– Retired Twins farm director Jim Rantz was walking around Hammond Stadium when someone asked how much spring training has changed in his lifetime.

“When we were over in Melbourne for 25 years, we had one batting cage,” he said. “Now I think we’ve got seven on the minor league side and five on the major league. In Melbourne, the netting on the cage didn’t even reach the ground.

“Lots of great players came through there — the Hrbeks, Pucketts, Gaettis. I guess it was so bad they wanted to get out and never come back.”

Former Twins catcher and minor league manager Phil Roof helps with camp every year.

“Know what we fed the players when I was managing in the minors?” he said. “Blimpies, Pizza Hut, Chick-fil-A. That was our rotation. Today, we have a nutritionist for our minor leaguers, and we have a beautiful place for them to stay!”

Before the Twins moved into Hammond Stadium and what is now known as the CenturyLink Sports Complex in 1991, Twins minor leaguers trained in Melbourne, Fla., and the big-leaguers trained at Tinker Field in Orlando.

Rantz and Roof described facilities that would embarrass a modern high school. I’ve been covering spring trainings in Fort Myers for a quarter-century, and I have no horror stories to tell. The Twins complex here was picturesque from the start and recently has been improved to picturesque and impressive.

The Twins have upgraded Hammond Stadium, adding grass berms, outfield seats, bars and dining options. They have built the Player Development Center — quality dorms for minor league and foreign-born players, complete with classrooms and a cafeteria geared toward healthy eating.
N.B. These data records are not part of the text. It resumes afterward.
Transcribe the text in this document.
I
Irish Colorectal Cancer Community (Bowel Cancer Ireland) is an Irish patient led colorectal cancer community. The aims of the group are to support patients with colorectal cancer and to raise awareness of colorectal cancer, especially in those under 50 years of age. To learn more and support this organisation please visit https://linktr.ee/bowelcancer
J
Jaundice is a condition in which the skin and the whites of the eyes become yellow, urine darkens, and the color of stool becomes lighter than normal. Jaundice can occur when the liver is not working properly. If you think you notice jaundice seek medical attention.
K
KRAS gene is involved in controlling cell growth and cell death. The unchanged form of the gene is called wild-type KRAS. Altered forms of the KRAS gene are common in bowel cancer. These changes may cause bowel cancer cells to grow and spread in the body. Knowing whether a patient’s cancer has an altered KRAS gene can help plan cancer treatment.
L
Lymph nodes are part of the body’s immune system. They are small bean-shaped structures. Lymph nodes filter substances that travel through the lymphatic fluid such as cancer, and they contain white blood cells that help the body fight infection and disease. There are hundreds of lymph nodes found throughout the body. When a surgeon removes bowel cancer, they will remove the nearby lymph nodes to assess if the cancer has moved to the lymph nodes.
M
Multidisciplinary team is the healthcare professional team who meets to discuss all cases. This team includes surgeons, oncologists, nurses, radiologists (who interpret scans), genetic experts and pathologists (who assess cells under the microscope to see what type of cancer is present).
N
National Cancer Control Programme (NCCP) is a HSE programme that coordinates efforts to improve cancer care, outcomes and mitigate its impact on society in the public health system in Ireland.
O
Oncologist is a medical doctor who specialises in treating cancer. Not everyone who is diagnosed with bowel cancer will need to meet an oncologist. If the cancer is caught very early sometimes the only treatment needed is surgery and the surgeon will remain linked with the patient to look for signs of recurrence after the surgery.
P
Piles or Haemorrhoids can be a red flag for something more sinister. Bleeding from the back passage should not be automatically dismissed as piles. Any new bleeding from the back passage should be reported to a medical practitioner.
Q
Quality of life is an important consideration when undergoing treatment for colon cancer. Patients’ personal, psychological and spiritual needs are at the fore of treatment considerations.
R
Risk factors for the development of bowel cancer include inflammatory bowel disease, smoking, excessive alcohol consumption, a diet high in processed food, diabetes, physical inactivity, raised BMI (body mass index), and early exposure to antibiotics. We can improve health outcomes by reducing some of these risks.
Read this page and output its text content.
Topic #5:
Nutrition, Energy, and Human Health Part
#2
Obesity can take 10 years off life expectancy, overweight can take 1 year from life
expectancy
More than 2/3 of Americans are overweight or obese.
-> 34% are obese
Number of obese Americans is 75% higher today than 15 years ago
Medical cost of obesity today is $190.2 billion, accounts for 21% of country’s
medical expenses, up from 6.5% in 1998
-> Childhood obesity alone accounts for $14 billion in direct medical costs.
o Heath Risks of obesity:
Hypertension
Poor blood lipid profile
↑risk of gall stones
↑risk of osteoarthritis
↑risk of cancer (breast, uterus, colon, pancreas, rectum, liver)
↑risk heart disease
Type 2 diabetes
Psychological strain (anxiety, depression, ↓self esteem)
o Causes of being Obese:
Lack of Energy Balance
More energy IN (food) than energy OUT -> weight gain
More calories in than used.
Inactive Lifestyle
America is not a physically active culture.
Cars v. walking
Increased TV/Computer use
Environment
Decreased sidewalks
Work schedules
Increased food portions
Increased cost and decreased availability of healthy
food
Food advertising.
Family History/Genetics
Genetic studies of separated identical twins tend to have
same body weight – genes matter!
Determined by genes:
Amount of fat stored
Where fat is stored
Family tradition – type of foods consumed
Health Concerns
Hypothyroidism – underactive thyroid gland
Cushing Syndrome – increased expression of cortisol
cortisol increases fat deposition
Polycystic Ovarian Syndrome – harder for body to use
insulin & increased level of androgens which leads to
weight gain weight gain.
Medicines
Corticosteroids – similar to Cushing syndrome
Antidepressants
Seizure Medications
Once quaint and antiquated, spring training has become highly professionalized, befitting a billion-dollar industry populated by millionaire employees. In the old days of the Wild West (Coast of Florida), things were a little … goofier?

In no apparent order, here are a few of my favorite memories of spring training in Fort Myers:

• Kirby Puckett would be the first player into the clubhouse, often arriving at 6 a.m. He’d bring bagels for the clubhouse workers, many of whom slept on site, and sit in his corner locker telling stories.

• In 1993, Puckett ensured that a first-round draft pick would locker between him and Dave Winfield. Torii Hunter’s introduction to big-league baseball was sitting between two future Hall of Famers. Puckett also told Hunter to take as much money from his wallet as he needed.

• That was a wise allocation of Puckett’s cash. Rookies called him “Payday,” because Puckett loved to gamble but never mastered poker. They loved playing cards with him on bus rides around the state.

Puckett was so competitive he would organize a March Madness pool, then buy all of his favorite teams from other entrants, ensuring he would lose money even if one of his teams won the title.

• Paul Molitor arrived in the spring of 1996, listened to Puckett in the clubhouse for a day, then said: “I appreciated the quality of what Kirby has to say. I underestimated the quantity.”

• Where there now is an office park beyond the left field fence, there once was a pasture. Kent Hrbek would tell his teammates before batting practice, “Let’s go hit a cow.”

• Longtime manager Tom Kelly hated to release veteran players who had helped him win championships. In the spring of 1994, the Twins cut Gene Larkin to make way for top prospect and Stanford alum David McCarty, prompting Kelly to derisively say, “Stanford, boola, boola, boola.”

• Hunter eventually adopted Puckett’s role in the clubhouse. He and the players who transformed the franchise in the early 2000s turned the clubhouse into sportswriting nirvana. They were funny, quotable, inviting and passionate about the game.

One day, Corey Koskie filled David Ortiz’s jean pockets with ice … to distract him from the peanut butter in his underwear.

• Ron Gardenhire bet David Ortiz he couldn’t hit a golf ball from the big-league field onto the far practice field. Of course, it was an exploding ball.

• Before the concussions and other injuries, Joe Mauer was one of the great young players in baseball history. An outfielder named Brian Buchanan watched Mauer take his first round of batting practice in big-league camp, walked into the clubhouse and said, “Everything I’ve tried to do with my swing my entire life he’s already doing, and making it look easy.”

• On March 27, 1996, Puckett played in his last baseball game. He faced Atlanta ace Greg Maddux, who had won four consecutive Cy Young Awards. In the first inning, Puckett lined a single, then hollered toward the mound.

Puckett, the hitting artist, called Maddux “Picasso.”